Et ça laisse tout un champ, un impensé, celui des discriminations qui n’ont pas été formulées. Prenons le racisme anti-asiatique. Existe-t-il un mot courant pour en qualifier les spécificités ? La sinophobie pose le problème de la réduction de toute l’Asie à la Chine ; cette négation de la diversité asiatique est déjà une reproduction d’une forme de discrimination, donc évidemment problématique. La sinophobie ne peut concerner que les chinois. Mais alors pourquoi manquons-nous de mots encore ?
Ces discriminations existent, de récentes affaires, en France ou aux USA l’ont démontré. Mais qui en doutait ? Malgré tout, elles ne sont pas ou peu médiatisées. On feint de s’étonner quand une diaspora monte le ton après des années de silence, et on (c’est un « on » collectif) répond par des stéréotypes : une communauté sérieuse, qui ne fait pas parler d’elle. Stéréotypes qui maintiennent ce système de discriminations et de différencialisme.
Dans quelques années, quand des études de sociologues asiatiques ou d’origine asiatique publieront des études et que ces dernières trouveront des relais politiques, médiatiques et populaires, alors le terme asiaphobie (asian hate en anglais) aura le droit à une fiche wikipedia en français.
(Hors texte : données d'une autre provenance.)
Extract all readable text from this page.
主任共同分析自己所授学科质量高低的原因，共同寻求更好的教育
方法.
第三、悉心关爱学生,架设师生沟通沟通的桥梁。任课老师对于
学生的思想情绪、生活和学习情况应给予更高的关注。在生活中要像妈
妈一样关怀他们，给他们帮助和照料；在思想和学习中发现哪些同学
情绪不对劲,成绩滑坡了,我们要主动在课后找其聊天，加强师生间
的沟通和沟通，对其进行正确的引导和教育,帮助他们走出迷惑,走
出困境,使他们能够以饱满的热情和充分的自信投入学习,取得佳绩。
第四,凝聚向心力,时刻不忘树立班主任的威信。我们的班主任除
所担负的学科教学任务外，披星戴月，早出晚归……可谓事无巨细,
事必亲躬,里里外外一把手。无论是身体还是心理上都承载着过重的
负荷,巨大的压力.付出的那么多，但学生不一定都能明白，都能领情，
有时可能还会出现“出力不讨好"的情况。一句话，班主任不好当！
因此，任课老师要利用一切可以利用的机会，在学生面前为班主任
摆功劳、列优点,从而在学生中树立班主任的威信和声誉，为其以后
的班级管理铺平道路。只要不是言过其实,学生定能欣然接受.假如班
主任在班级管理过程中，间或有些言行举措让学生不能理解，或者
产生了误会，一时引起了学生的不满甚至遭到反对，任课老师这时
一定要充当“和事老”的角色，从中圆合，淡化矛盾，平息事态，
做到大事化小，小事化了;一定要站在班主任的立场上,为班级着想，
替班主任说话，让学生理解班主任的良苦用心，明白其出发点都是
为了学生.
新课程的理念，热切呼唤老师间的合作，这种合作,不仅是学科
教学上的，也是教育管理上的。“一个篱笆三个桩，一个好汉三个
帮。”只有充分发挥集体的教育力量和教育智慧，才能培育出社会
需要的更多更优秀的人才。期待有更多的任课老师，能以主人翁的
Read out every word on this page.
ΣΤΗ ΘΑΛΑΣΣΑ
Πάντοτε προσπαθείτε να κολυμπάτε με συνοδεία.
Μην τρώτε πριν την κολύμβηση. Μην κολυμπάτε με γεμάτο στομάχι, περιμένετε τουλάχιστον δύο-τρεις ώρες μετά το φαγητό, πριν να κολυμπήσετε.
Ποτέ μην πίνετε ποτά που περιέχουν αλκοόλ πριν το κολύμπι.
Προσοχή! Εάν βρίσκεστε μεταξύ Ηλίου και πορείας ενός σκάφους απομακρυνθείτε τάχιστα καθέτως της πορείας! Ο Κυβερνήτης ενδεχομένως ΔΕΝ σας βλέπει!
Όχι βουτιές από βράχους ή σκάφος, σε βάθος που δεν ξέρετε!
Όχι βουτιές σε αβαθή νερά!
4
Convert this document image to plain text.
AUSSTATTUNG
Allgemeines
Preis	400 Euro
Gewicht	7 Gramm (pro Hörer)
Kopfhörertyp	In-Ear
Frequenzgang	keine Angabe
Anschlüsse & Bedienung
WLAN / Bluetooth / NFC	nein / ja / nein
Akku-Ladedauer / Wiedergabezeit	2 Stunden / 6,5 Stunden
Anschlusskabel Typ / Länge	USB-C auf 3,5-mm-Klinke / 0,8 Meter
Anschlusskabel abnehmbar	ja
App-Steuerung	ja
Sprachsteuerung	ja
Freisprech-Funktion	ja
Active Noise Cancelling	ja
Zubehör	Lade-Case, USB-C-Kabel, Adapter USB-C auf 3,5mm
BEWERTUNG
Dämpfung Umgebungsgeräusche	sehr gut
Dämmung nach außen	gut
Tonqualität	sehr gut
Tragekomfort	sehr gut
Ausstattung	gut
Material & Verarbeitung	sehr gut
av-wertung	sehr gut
Nous utilisons les mots par besoin de décrire une spécificité. On dit qu’il existe 1000 mots en inuits pour dire neige. En fait, c’est plus proche de la cinquantaine, mais ça montre particulièrement bien que dans un pays où la neige est omniprésente, il a fallu trouver des façons de décrire les subtilités. Gageons que les peuples de l’arctique manquent de vocabulaire pour définir les différents gazons. (D’ailleurs pour l’anecdote, pour dire neige, il existe 421 mots en gaélique. )
Alors continuons d’inventer des mots quand ils n’existent pas et quand nous en avons besoin. Et ceux qui ne veulent pas des néologismes n’ont de toute évidence pas compris la nature du langage. Surtout, ils se font relais, conscients ou non, d’une pensée profondément conservatrice qui se retrouvent toujours du côté des oppresseurs.